Ветер, которого так опасались в поселке, набирал силу. И, наконец, он набрал ее, эту силу, — ураганный, тайфунный ветер. Даже первого дуновения оказалось достаточно, чтобы осложнить обстановку. Танки стояли, обратив орудия в сторону огненной стены. А пламя перекинулось на траву и пошло полыхать так, точно кто-то облил все пространство перед ним бензином… Оно катилось вперед, то возрастая, то опадая, искрясь, стреляя, а ветер все усиливался и усиливался, тотчас к небо заволокло черным пеплом. Огонь шел по земле настолько стремительно, таким широким фронтом, что, казалось, не было такой силы, чтобы остановить его. И в танках замерли. И сам Гапич некоторое время завороженно смотрел на неотвратимо приближающуюся стену огня.

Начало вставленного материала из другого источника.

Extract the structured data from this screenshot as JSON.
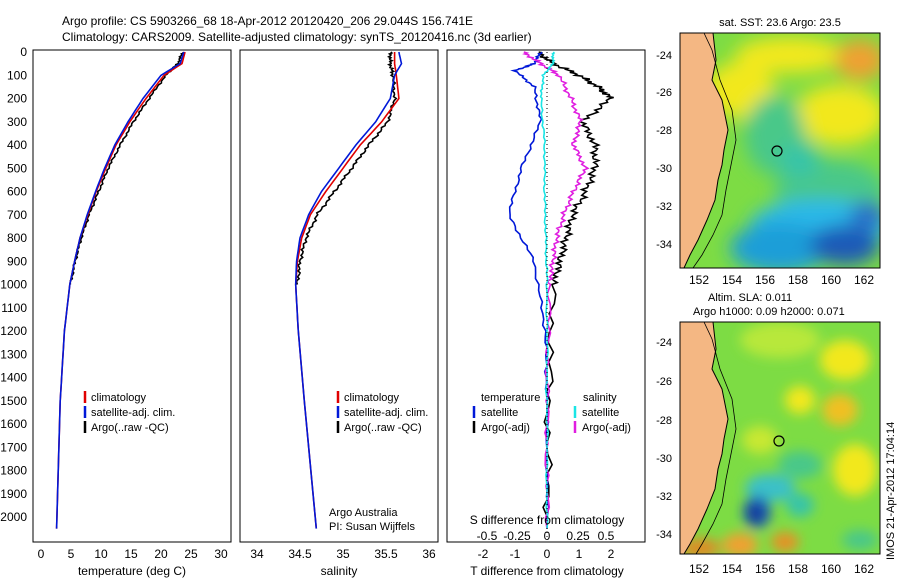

Петраченков оставался вдвоем с директором леспромхоза, который сновал здесь все время, не командуя и не распоряжаясь, а тычась от одного места в другое, то хватаясь за лопату, чтобы рыть, то кидаясь к складу ГСМ, то гнал свой скрипучий газик в поселок, в контору и до хрипоты кричал в телефонную трубку, всякий раз с удивлением обнаруживая, что она мертвая — связи уже не было. Он нервничал и ругался — трелевочные тракторы остались в тайге. Только люди, работавшие там, успели прорваться на одном вездеходе. Ему сказали, что там остался еще один парень: он вывел свою машину на зимник, пытаясь расчистить место вокруг деляны. Парню говорили, что пора уходить, что уже ничего сделать нельзя, что трактор надо бросить. Но он выругал всех и остался. Директору назвали и фамилию этого парня, но он забыл ее сейчас, и забыл сказать обо всем этом Петраченкову и не сказал танкистам. Он весь был поглощен и потрясен своей бедой. Его полные руки тряслись, дрожали колени. И он был глубоко убежден, что теперь конец ему самому, конец его будущему, И более ни о чем обстоятельно он думать не мог…
В поле оставался и Коршак. Они стояли возле головного танка. И вдруг Петраченков сказал:
— Закурим? Теперь уже ничего не осталось, как покурить. И будем ждать.
У Коршака не было другого курева, а трубку он потерял. Оставался только табак в твердой коробке. И он достал ее, открыл, нерешительно оглядевшись, словно трубка могла быть где-то рядом.
Петраченков усмехнулся спекшимися, потрескавшимися губами.
— Давай моих, — он достал из кармана грязных штанов, заправленных в пыльные кирзовые сапоги, пачку «Севера». — Не обессудьте уж.
Они оба закурили, жадно затянулись и вдруг внимательно поглядели в глаза друг другу.
— А вы, собственно, откуда будете?
Коршак не успел ответить, потому что Петраченков вдруг пристально стал смотреть в сторону приближающегося огня. А особенное там было, и Коршак не сразу понял, что это такое: из прогалины вырвался и пошел прямо к мосту огненный клубок, и пламя его было отличным от общего огня, за ним стлался тяжелый, черный, маслянистый дым. А затем стал слышен натужный гул мотора — он на мгновение перекрывал слитный, массивный рев пламени.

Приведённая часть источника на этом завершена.